Potenzial zu gering: Windpark-Projekt in Assling wird nicht weiterverfolgt
Windmessungen mittels eines mobilen SODAR-Messgeräts haben ergeben, dass auf der Compedal Hochalm in Assling kein ausreichendes Windpotenzial vorhanden ist, um einen wirtschaftlich tragfähigen Windpark zu betreiben.
Das E-Werk Assling (EWA) und der Projektentwickler ECOwind hatten geplant, auf der Hochalm Compedal einen Windpark zu errichten. Um die Eignung des Standorts zu prüfen, führten sie mehrere Monate lang professionelle Windmessungen durch. Die Auswertung der erhobenen Daten zeige, dass am untersuchten Standort kein ausreichendes Windpotenzial vorhanden ist, um einen wirtschaftlich tragfähigen Betrieb eines Windparks zu ermöglichen, teilen die Projektbetreiber in einer Aussendung mit.
„Die SODAR-Messung liefert eine zuverlässige Datengrundlage zur Bewertung der Windverhältnisse in unterschiedlichen Höhen. Die Ergebnisse zeigen klar, dass die notwendigen Windgeschwindigkeiten am konkreten Standort nicht erreicht werden“, so Thomas Wölfler, Geschäftsführer der Energiewerkstatt und Experte für Windmessungen.

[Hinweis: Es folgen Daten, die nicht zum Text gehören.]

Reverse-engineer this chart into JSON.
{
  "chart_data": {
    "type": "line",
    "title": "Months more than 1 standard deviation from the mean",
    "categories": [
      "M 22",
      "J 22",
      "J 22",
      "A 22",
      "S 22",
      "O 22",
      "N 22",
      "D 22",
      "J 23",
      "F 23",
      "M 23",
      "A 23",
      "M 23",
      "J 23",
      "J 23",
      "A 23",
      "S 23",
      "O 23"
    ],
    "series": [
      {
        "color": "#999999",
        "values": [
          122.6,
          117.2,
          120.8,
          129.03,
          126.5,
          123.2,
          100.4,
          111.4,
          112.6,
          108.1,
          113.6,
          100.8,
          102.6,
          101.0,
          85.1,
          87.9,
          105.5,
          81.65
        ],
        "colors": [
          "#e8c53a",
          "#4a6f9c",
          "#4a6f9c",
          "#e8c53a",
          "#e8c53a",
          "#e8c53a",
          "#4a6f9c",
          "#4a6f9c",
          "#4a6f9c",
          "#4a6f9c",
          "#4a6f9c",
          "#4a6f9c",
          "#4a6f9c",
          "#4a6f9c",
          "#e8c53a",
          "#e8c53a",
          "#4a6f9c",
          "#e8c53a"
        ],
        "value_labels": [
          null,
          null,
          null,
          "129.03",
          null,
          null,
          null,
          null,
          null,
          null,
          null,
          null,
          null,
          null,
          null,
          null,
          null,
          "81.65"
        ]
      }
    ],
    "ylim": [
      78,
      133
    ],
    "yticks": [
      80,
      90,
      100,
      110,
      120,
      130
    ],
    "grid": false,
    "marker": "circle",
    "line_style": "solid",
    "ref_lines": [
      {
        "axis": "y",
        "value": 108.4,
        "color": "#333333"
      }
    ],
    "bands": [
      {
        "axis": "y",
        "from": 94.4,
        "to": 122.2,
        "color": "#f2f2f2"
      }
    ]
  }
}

Die Aussagen würden sich ausschließlich auf den untersuchten Standort beziehen und ließen keine generellen Rückschlüsse auf die Windverhältnisse in der Region zu. „Windverhältnisse sind standortspezifisch, gerade im komplexen alpinen Gelände. Ob ein Standort geeignet ist, lässt sich nur durch direkte Messungen vor Ort zuverlässig beurteilen. Genau diese Datengrundlage ist entscheidend, um Projektrisiken frühzeitig zu erkennen“, so Benedikt Kammerstätter, Projektentwickler bei ECOwind.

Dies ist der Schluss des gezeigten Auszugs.